ADM: When is the right time to release software? How do companies know when it’s the right time?

Zaleski: Today, engineers are essentially making a gut call when it comes to releasing software. The “right” time to release is highly dependent on a number of factors, namely the needs of the business. The application’s maturity also plays a role in how quickly it can be tested and released. In fact, the maturity of the engineering team also plays a large role – i.e. how disciplined the team is relating to making backwards compatible changes, the robustness of local/integration testing, and their ability to respond and course-correct rapidly in the case of any issues. Finally, knowing when it is time to release depends on the industry. Many e-commerce sites release hundreds (if not thousands) of times per week, based largely on the competitive nature of the market, whereas financial and government firms may release only a handful of times per year due to the need to stay stable.

How did the quality score come to be? The quality score started in our innovation engine – Applause Labs. We were sitting on over a decade of testing data and felt we were well-positioned to deliver deep insights into product maturity for our customers. With the Applause Quality Score (AQS) our goal is to take the guesswork out of when clients should release software by making it a data-driven decision. The AQS is a calculated value – ranging from 0 to 100 – which describes the level of quality tested for a build during one or more test cycles based on testing done and results collected (think of it like a credit score for release quality). The AQS is a comparable metric, providing clients with insights into their overall quality build-over-build, as well as quality trends over time.
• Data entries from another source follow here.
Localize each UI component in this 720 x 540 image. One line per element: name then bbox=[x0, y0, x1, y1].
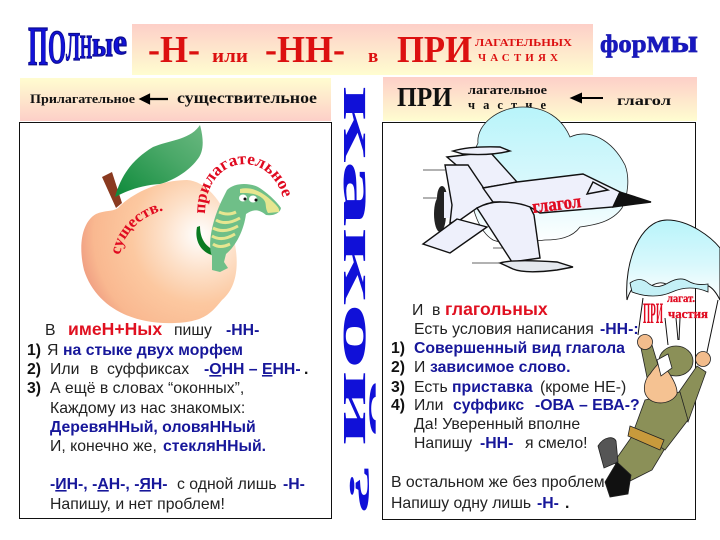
text block: adjectives rule bbox=[27, 319, 308, 513]
icon: jet nose bbox=[613, 192, 651, 207]
icon: near tail fin bbox=[445, 165, 493, 223]
wordart: полные: О bbox=[48, 21, 66, 74]
wordart: полные: Л bbox=[66, 24, 80, 69]
icon: lower stabilizer bbox=[423, 219, 487, 253]
wordart: какой? bbox=[334, 85, 385, 517]
line: напишу нн: я смело! bbox=[525, 435, 588, 452]
line: напишу н: -Н- bbox=[537, 495, 559, 512]
line: 3: 3) bbox=[391, 379, 405, 396]
arrow bbox=[141, 95, 168, 103]
line: 2: суффиксах bbox=[107, 361, 189, 378]
curved label: прилагательное: прилагательное bbox=[197, 156, 290, 214]
illustration: apple with worm bbox=[81, 125, 290, 324]
icon: soldier hands bbox=[638, 334, 652, 350]
curved label: существ.: существ. bbox=[113, 206, 162, 254]
subheader: adjective from noun bbox=[20, 78, 331, 121]
line: 1: на стыке двух морфем bbox=[63, 342, 243, 359]
heading: частиях: ЧАСТИЯХ bbox=[478, 52, 558, 64]
label: глагол on jet: глагол bbox=[531, 191, 583, 218]
subheader: participle from verb bbox=[383, 77, 697, 121]
heading: ПРИ: ПРИ bbox=[397, 29, 472, 71]
label: существительное: существительное bbox=[177, 90, 317, 107]
label: лагательное: лагательное bbox=[468, 83, 548, 97]
heading: лагательных: ЛАГАТЕЛЬНЫХ bbox=[475, 37, 572, 49]
icon: jet bbox=[423, 147, 651, 272]
heading: -НН-: -НН- bbox=[265, 29, 345, 71]
line: и в глагольных: И bbox=[412, 302, 423, 319]
heading: -Н-: -Н- bbox=[148, 29, 200, 71]
line: в именных пишу -НН-: В bbox=[45, 322, 56, 339]
line: 1: Совершенный вид глагола bbox=[414, 340, 625, 357]
label: прилагательное: Прилагательное bbox=[30, 92, 136, 106]
icon: soldier face bbox=[644, 362, 677, 403]
line: 2: -ОНН – ЕНН- bbox=[204, 361, 301, 378]
line: в именных пишу -НН-: пишу bbox=[174, 322, 212, 339]
text block: participles rule bbox=[391, 299, 640, 512]
icon: soldier helmet bbox=[659, 346, 693, 376]
line: напишу н: Напишу одну лишь bbox=[391, 495, 531, 512]
line: в остальном: В остальном же без проблем bbox=[391, 474, 605, 491]
icon: far tail fin bbox=[447, 152, 517, 188]
line: в именных пишу -НН-: -НН- bbox=[226, 322, 259, 339]
line: 3: А ещё в словах “оконных”, bbox=[50, 380, 244, 397]
icon: soldier arms bbox=[641, 345, 664, 392]
line: каждому: Каждому из нас знакомых: bbox=[50, 400, 245, 417]
line: стеклянный: стекляННый. bbox=[163, 438, 266, 455]
line: напишу нн: -НН- bbox=[480, 435, 513, 452]
line: 1: Я bbox=[47, 342, 58, 359]
line: 4: 4) bbox=[391, 397, 405, 414]
label: лагат. on parachute: лагат. bbox=[667, 291, 695, 305]
line: 4: Или bbox=[414, 397, 443, 414]
icon: peach bbox=[81, 180, 237, 323]
line: 3: 3) bbox=[27, 380, 41, 397]
icon: worm bbox=[196, 184, 281, 272]
mark: question: ? bbox=[343, 462, 374, 517]
illustration: paratrooper bbox=[598, 220, 720, 497]
line: 2: Или bbox=[50, 361, 79, 378]
line: 2: зависимое слово. bbox=[430, 359, 570, 376]
line: 2: . bbox=[304, 361, 308, 378]
wordart: полные bbox=[28, 16, 127, 78]
line: 2: в bbox=[90, 361, 98, 378]
icon: soldier torso bbox=[634, 392, 688, 450]
label: глагол: глагол bbox=[617, 94, 671, 109]
icon: soldier legs bbox=[614, 425, 670, 482]
icon: parachute lines bbox=[638, 298, 718, 352]
line: 3: приставка bbox=[452, 379, 533, 396]
line: деревянный: ДеревяННый, оловяННый bbox=[50, 419, 256, 436]
line: 2: 2) bbox=[27, 361, 41, 378]
icon: fuselage bbox=[483, 174, 620, 213]
word: какой: какой bbox=[334, 85, 385, 447]
panel: participles bbox=[382, 122, 696, 520]
line: 4: суффикс bbox=[453, 397, 524, 414]
wordart: формы: формы bbox=[600, 24, 698, 60]
line: в именных пишу -НН-: имеН+Ных bbox=[68, 319, 162, 339]
icon: cockpit bbox=[587, 182, 608, 194]
wordart: полные: ы bbox=[92, 24, 113, 64]
line: напишу нн: Напишу bbox=[414, 435, 472, 452]
line: условия: -НН-: bbox=[600, 321, 639, 338]
label: ПРИ: ПРИ bbox=[397, 82, 452, 112]
icon: soldier boots bbox=[598, 438, 618, 468]
icon: cloud bbox=[470, 107, 628, 243]
icon: soldier belt bbox=[628, 426, 664, 450]
icon: parachute canopy bbox=[627, 220, 720, 300]
icon: main wing bbox=[477, 202, 540, 262]
label: частия on parachute: частия bbox=[668, 306, 708, 321]
label: частие: частие bbox=[468, 98, 546, 112]
icon: stem bbox=[102, 172, 122, 208]
line: ин ан ян: -ИН-, -АН-, -ЯН- bbox=[50, 476, 168, 493]
heading: или: или bbox=[212, 46, 248, 67]
wordart: полные: П bbox=[28, 16, 48, 78]
header banner bbox=[132, 24, 593, 75]
icon: leaf bbox=[115, 125, 203, 197]
line: стеклянный: И, конечно же, bbox=[50, 438, 157, 455]
line: ин ан ян: -Н- bbox=[283, 476, 305, 493]
icon: speed lines bbox=[423, 170, 510, 263]
line: и в глагольных: в bbox=[432, 302, 440, 319]
line: да: Да! Уверенный вполне bbox=[414, 416, 580, 433]
line: напишу н: . bbox=[565, 495, 569, 512]
line: 4: -ОВА – ЕВА-? bbox=[535, 397, 640, 414]
line: 3: Есть bbox=[414, 379, 448, 396]
line: 2: 2) bbox=[391, 359, 405, 376]
line: и в глагольных: глагольных bbox=[445, 299, 548, 319]
line: 3: (кроме НЕ-) bbox=[540, 379, 626, 396]
icon: parachute fold bbox=[630, 279, 708, 296]
line: 1: 1) bbox=[391, 340, 405, 357]
icon: wing tank bbox=[500, 261, 573, 272]
line: ин ан ян: с одной лишь bbox=[177, 476, 277, 493]
line: напишу: Напишу, и нет проблем! bbox=[50, 496, 225, 513]
panel: adjectives bbox=[20, 122, 332, 518]
heading: в: в bbox=[368, 46, 378, 67]
icon: soldier bbox=[598, 334, 710, 497]
arrow bbox=[572, 94, 603, 102]
icon: worm eyes bbox=[239, 194, 258, 202]
icon: engine exhaust bbox=[434, 186, 452, 232]
line: 1: 1) bbox=[27, 342, 41, 359]
wordart: полные: Н bbox=[80, 29, 92, 66]
line: условия: Есть условия написания bbox=[414, 321, 594, 338]
illustration: paratrooper: ПРИ bbox=[643, 297, 663, 330]
wordart: полные: е bbox=[113, 22, 127, 62]
illustration: cloud and jet bbox=[423, 107, 651, 272]
line: 2: И bbox=[414, 359, 425, 376]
ADM: What is the ultimate goal of Applause Labs? What do you hope to accomplish with it?

Zaleski: Applause Labs is a formalized innovation engine. With it, we hope to increase our pace of innovation and release new features (and in some cases, entirely new solutions), sometimes taking our business in completely new directions. The rapid prototyping of exploratory projects that Applause Labs enables will help to source and proof the company’s next great ideas.
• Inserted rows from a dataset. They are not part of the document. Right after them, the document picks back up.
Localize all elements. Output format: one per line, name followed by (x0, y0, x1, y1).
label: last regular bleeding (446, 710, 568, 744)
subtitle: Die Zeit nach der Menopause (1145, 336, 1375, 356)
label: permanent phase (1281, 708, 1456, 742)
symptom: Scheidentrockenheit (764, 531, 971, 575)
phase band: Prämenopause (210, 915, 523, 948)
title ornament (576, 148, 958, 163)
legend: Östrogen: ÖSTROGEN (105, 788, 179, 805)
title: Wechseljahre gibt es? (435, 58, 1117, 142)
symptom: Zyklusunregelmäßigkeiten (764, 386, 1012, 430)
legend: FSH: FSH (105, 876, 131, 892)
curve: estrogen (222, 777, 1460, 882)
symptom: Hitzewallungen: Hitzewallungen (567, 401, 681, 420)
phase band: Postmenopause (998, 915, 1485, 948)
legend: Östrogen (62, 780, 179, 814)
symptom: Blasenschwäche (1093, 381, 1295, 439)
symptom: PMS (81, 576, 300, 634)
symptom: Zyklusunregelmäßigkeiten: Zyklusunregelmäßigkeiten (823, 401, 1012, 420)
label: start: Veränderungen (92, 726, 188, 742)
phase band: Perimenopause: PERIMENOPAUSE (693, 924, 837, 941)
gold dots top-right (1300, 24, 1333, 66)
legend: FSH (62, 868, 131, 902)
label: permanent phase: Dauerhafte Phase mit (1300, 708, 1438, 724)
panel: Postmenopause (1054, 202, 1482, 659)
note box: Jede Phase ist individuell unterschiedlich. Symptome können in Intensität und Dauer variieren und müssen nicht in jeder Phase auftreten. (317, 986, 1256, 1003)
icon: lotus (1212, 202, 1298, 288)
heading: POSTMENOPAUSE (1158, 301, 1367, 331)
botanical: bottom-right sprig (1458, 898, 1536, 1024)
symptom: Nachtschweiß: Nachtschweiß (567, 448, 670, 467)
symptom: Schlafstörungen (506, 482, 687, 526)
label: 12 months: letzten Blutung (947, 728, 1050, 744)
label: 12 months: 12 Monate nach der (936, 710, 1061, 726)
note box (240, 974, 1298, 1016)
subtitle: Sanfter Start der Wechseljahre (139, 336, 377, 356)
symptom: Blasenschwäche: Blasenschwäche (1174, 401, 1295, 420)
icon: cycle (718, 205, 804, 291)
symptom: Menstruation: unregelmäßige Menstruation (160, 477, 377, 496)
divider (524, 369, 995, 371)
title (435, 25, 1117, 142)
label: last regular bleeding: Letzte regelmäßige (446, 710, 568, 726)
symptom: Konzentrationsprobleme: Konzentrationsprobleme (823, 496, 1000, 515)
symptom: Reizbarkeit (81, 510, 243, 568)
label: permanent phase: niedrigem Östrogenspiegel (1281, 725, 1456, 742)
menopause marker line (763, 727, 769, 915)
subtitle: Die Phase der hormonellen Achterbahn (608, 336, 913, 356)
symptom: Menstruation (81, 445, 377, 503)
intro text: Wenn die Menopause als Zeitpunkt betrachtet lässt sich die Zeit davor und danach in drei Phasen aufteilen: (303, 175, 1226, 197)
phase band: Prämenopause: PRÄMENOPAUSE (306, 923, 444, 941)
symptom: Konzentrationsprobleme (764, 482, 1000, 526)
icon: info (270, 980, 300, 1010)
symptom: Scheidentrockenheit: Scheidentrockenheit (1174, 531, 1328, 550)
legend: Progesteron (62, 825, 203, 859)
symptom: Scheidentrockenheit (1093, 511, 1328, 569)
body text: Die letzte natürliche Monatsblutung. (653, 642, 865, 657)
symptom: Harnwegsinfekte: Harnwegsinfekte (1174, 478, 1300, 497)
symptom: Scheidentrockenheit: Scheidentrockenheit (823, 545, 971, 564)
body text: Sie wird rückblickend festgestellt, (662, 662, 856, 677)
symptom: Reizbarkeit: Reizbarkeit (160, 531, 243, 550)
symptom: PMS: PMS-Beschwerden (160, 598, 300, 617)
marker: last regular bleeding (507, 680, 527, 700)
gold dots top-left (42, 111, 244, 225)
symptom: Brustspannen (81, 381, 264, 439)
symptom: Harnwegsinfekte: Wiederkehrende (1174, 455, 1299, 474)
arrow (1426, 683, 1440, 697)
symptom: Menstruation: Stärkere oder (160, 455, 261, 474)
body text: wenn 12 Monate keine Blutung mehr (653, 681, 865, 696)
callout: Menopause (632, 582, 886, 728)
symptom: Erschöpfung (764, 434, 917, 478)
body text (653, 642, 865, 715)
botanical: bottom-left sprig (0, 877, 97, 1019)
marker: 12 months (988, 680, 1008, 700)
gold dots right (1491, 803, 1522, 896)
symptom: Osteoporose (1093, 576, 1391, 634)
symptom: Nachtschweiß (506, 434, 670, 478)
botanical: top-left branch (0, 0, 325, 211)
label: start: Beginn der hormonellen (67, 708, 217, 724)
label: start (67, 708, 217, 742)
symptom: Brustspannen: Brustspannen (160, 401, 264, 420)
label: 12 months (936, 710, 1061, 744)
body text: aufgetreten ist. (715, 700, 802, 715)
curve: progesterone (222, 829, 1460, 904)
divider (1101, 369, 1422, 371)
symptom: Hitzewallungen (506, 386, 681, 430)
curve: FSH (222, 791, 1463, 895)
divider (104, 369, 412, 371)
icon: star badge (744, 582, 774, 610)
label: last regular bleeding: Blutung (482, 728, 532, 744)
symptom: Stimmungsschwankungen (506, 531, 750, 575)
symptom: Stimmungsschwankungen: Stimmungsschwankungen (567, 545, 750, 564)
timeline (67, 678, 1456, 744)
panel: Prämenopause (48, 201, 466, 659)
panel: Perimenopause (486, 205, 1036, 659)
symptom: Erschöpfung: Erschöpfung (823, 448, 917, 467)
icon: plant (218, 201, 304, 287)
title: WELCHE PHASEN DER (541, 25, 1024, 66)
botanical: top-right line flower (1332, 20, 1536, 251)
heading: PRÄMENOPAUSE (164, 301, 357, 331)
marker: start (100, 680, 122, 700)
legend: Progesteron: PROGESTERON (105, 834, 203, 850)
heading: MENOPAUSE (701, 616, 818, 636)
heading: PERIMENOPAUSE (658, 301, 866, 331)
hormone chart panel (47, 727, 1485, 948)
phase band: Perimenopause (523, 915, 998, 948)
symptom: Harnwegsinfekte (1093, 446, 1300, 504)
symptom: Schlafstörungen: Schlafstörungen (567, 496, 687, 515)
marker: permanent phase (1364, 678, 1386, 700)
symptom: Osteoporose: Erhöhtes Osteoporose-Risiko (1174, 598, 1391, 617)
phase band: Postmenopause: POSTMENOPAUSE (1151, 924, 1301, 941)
ADM: How did Applause Labs come to be?

Zaleski: Applause Labs was conceptualized out of our business need to continue to innovate and differentiate ourselves in the application testing market. We are still improving our core offerings on a daily basis, but Applause Labs goes beyond this day-to-day work, moving us out of our comfort zone in order to evaluate new ideas and concepts that have the potential to yield a more dramatic impact to the company and the solutions we deliver to our clients.

ADM: How do you source ideas and how often are new concepts prototyped?

Zaleski: We source new ideas from employees and internal audiences via an Aha! ideas portal. We also source ideas from customers that are part of our Customer Advisory Board. In the future, we may open up the process to allow external audiences to submit ideas to Applause Labs. We are already seeing a ton of ideas come through from our internal audiences, which the team acted on quickly. Within the first two weeks of its existence, Applause Labs evaluated and prototyped over ten concepts. Projects are ideally scoped to fit into under two weeks so that we can maintain a “fail fast” mentality and spend our time investigating ideas that we can influence quickly while discarding projects that do not pan out or deliver the expected value.

ADM: How do you evaluate the prototypes that are produced by Applause Labs?

Zaleski: At the end of each project, we want to arrive at a tangible recommendation on next steps.

These are divided into four categories:

1.    Yes – we should get this project onto the product roadmap.
2.    No – this project isn’t worthwhile or feasible.
3.    Not now – The project could be valuable, but the scope is too big, there is a technical limitation or there is some other blocker.
4. Keep going – The project completion is close and we need to take it a bit further in order to provide a clearer recommendation.